Peter Correa Blog Legs 4 & 5

September 7:

The Shallow Profiler Platform at Slope Base surfaces. P. Correa, University of Washington, V22.

One day I’m saying goodbye to the old science crew, the next day I’m saying hello to the new. It was a good time to catch up and rest. The crew, however, I’ve learned stay on for months and months. They are incredible while working constant watch rotations without a full day off.

As soon as we got into port, we started unloading all the Leg 3 gear. I got to help rig straps for cranes for moving all the heavy loads. But those heavy loads don’t begin to compare to the massive winches we loaded the next day for Leg 4.

The Slope Base Shallow Profiler platform comes thought the A-frame on the Thompson. P. Correa, University of Washington, V22

The assets of the visions cruise keep getting bigger and bigger. We had the big crane out on the pier to help with those. Safety comes first as soon as we’re in port it’s time to wear masks again and take two COVID tests a day.

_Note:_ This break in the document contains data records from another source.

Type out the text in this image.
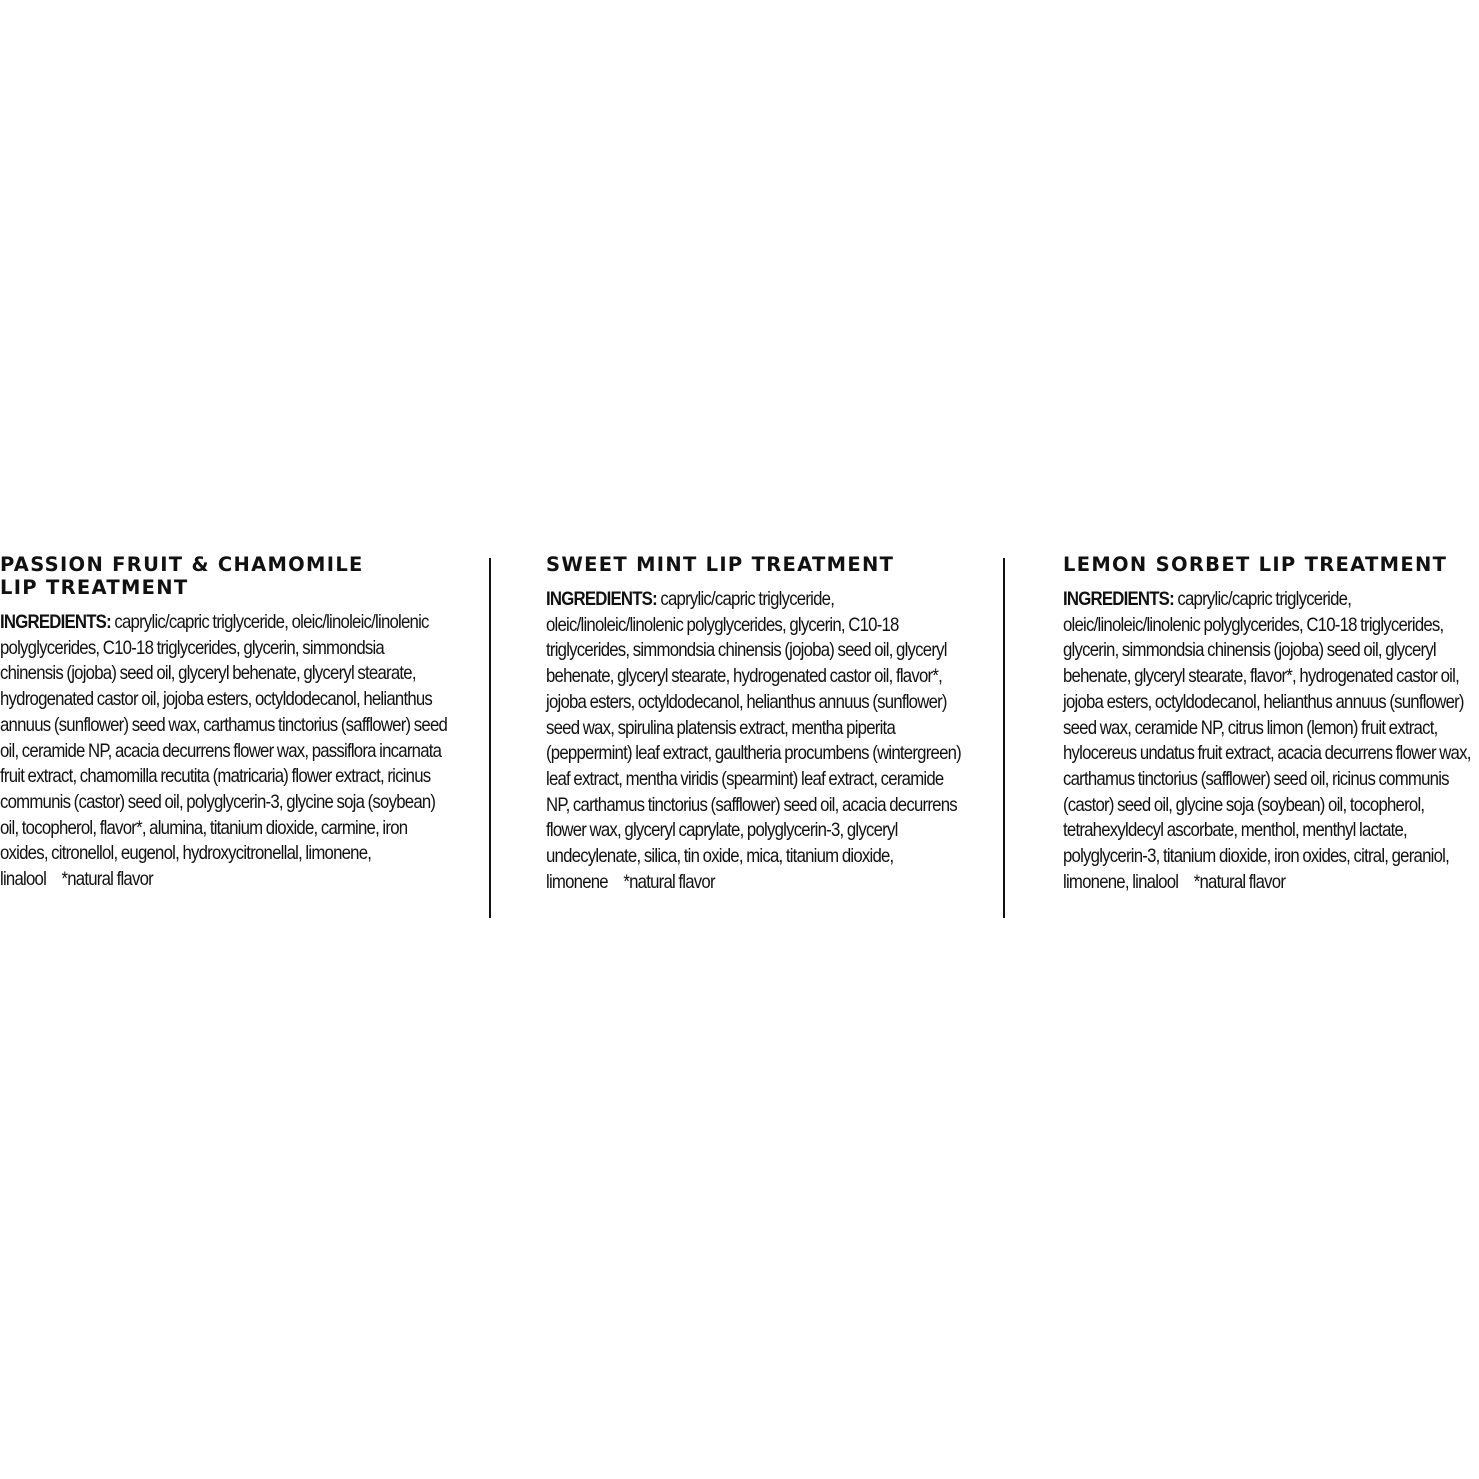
PASSION FRUIT & CHAMOMILE
LIP TREATMENT

INGREDIENTS: caprylic/capric triglyceride, oleic/linoleic/linolenic polyglycerides, C10-18 triglycerides, glycerin, simmondsia chinensis (jojoba) seed oil, glyceryl behenate, glyceryl stearate, hydrogenated castor oil, jojoba esters, octyldodecanol, helianthus annuus (sunflower) seed wax, carthamus tinctorius (safflower) seed oil, ceramide NP, acacia decurrens flower wax, passiflora incarnata fruit extract, chamomilla recutita (matricaria) flower extract, ricinus communis (castor) seed oil, polyglycerin-3, glycine soja (soybean) oil, tocopherol, flavor*, alumina, titanium dioxide, carmine, iron oxides, citronellol, eugenol, hydroxycitronellal, limonene, linalool *natural flavor

SWEET MINT LIP TREATMENT

INGREDIENTS: caprylic/capric triglyceride, oleic/linoleic/linolenic polyglycerides, glycerin, C10-18 triglycerides, simmondsia chinensis (jojoba) seed oil, glyceryl behenate, glyceryl stearate, hydrogenated castor oil, flavor*, jojoba esters, octyldodecanol, helianthus annuus (sunflower) seed wax, spirulina platensis extract, mentha piperita (peppermint) leaf extract, gaultheria procumbens (wintergreen) leaf extract, mentha viridis (spearmint) leaf extract, ceramide NP, carthamus tinctorius (safflower) seed oil, acacia decurrens flower wax, glyceryl caprylate, polyglycerin-3, glyceryl undecylenate, silica, tin oxide, mica, titanium dioxide, limonene *natural flavor

LEMON SORBET LIP TREATMENT

INGREDIENTS: caprylic/capric triglyceride, oleic/linoleic/linolenic polyglycerides, C10-18 triglycerides, glycerin, simmondsia chinensis (jojoba) seed oil, glyceryl behenate, glyceryl stearate, flavor*, hydrogenated castor oil, jojoba esters, octyldodecanol, helianthus annuus (sunflower) seed wax, ceramide NP, citrus limon (lemon) fruit extract, hylocereus undatus fruit extract, acacia decurrens flower wax, carthamus tinctorius (safflower) seed oil, ricinus communis (castor) seed oil, glycine soja (soybean) oil, tocopherol, tetrahexyldecyl ascorbate, menthol, menthyl lactate, polyglycerin-3, titanium dioxide, iron oxides, citral, geraniol, limonene, linalool *natural flavor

On September 6th It was surprisingly a nice warm sunny morning, which I heard is uncommon in Newport. We left port yet again and set off for Slope Base. The only location for the next two legs entirely devoted to the recovery and redeployment of the shallow profiler mooring. It only took four hours to get out there, but we ran into some poor weather conditions where we could not launch ROPOS. We sat around all day continually analyzing the conditions. We postponed the ROPOS dive until the after the mooring recovery. There is this nice dive index chart showing the roughness of weather conditions over the next couple weeks. The coming days were looking rough and were all averaging above the safe to dive line.

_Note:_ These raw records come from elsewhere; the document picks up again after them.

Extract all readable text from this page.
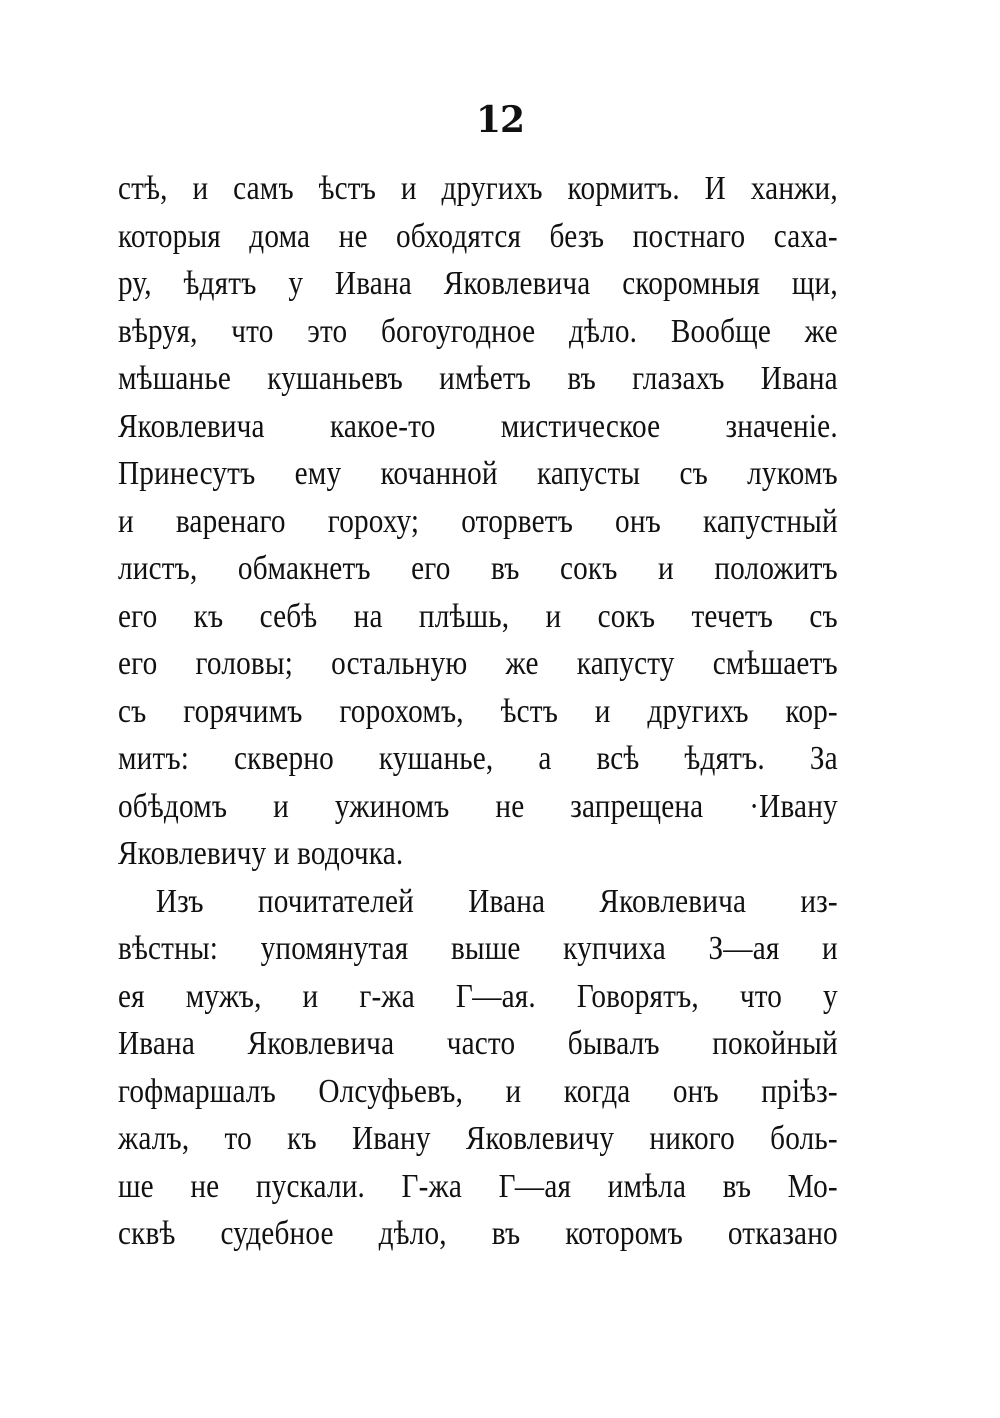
12
стѣ, и самъ ѣстъ и другихъ кормитъ. И ханжи,
которыя дома не обходятся безъ постнаго саха-
ру, ѣдятъ у Ивана Яковлевича скоромныя щи,
вѣруя, что это богоугодное дѣло. Вообще же
мѣшанье кушаньевъ имѣетъ въ глазахъ Ивана
Яковлевича какое-то мистическое значенiе.
Принесутъ ему кочанной капусты съ лукомъ
и варенаго гороху; оторветъ онъ капустный
листъ, обмакнетъ его въ сокъ и положитъ
его къ себѣ на плѣшь, и сокъ течетъ съ
его головы; остальную же капусту смѣшаетъ
съ горячимъ горохомъ, ѣстъ и другихъ кор-
митъ: скверно кушанье, а всѣ ѣдятъ. За
обѣдомъ и ужиномъ не запрещена ·Ивану
Яковлевичу и водочка.
Изъ почитателей Ивана Яковлевича из-
вѣстны: упомянутая выше купчиха З—ая и
ея мужъ, и г-жа Г—ая. Говорятъ, что у
Ивана Яковлевича часто бывалъ покойный
гофмаршалъ Олсуфьевъ, и когда онъ прiѣз-
жалъ, то къ Ивану Яковлевичу никого боль-
ше не пускали. Г-жа Г—ая имѣла въ Мо-
сквѣ судебное дѣло, въ которомъ отказано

The next morning, we were off to the races. Many of the crew and science team located themselves to help on the back deck for recovering the shallow profiler mooring. We decided to go for it and send the call to the acoustic release at 08:50 of one leg, this would allow the mooring platform to surface. There was no turning back. We were locked into doing a whole day’s work to pull up the Electro-Optical Mechanical (EOM) leg.

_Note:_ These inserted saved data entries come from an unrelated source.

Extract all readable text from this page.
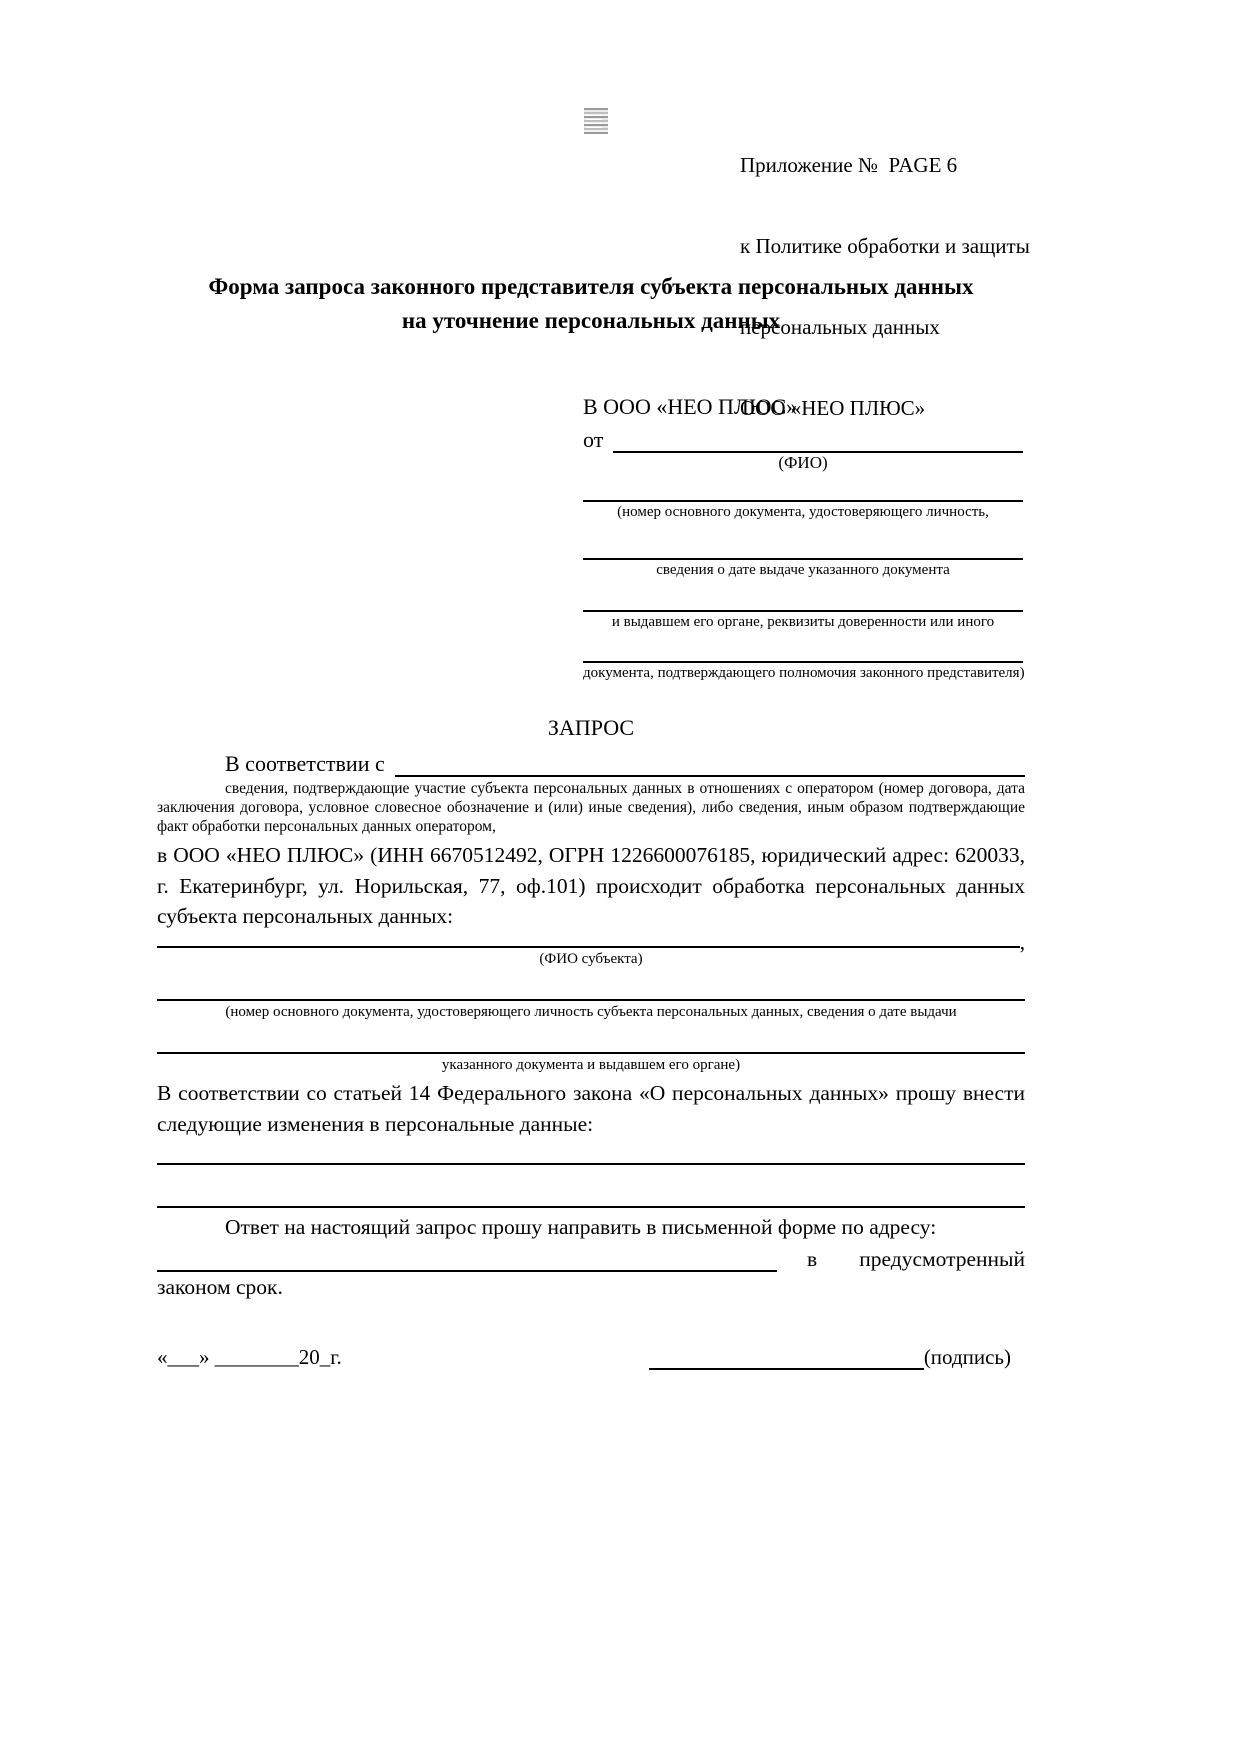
Приложение №  PAGE 6

к Политике обработки и защиты

персональных данных

ООО «НЕО ПЛЮС»

Форма запроса законного представителя субъекта персональных данных
на уточнение персональных данных
В ООО «НЕО ПЛЮС»
от
(ФИО)
(номер основного документа, удостоверяющего личность,
сведения о дате выдаче указанного документа
и выдавшем его органе, реквизиты доверенности или иного
документа, подтверждающего полномочия законного представителя)
ЗАПРОС
В соответствии с
сведения, подтверждающие участие субъекта персональных данных в отношениях с оператором (номер договора, дата заключения договора, условное словесное обозначение и (или) иные сведения), либо сведения, иным образом подтверждающие факт обработки персональных данных оператором,
в ООО «НЕО ПЛЮС» (ИНН 6670512492, ОГРН 1226600076185, юридический адрес: 620033, г. Екатеринбург, ул. Норильская, 77, оф.101) происходит обработка персональных данных субъекта персональных данных:
,
(ФИО субъекта)
(номер основного документа, удостоверяющего личность субъекта персональных данных, сведения о дате выдачи
указанного документа и выдавшем его органе)
В соответствии со статьей 14 Федерального закона «О персональных данных» прошу внести следующие изменения в персональные данные:
Ответ на настоящий запрос прошу направить в письменной форме по адресу:
в предусмотренный
законом срок.
«___» ________20_г.	(подпись)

Positioning myself for the best recovery shots. K. Kato, University of Washington, V22.

I was camera man. With Kohya’s help we positioned ourselves best we could to film and take pictures of the whole recovery process. Some of the locations I previously scouted out became an issue due to high tension cables and line of site to the operator. But I found a way and I got the shots. Big thanks to Mitch Elend for letting me borrow his 4k video camera.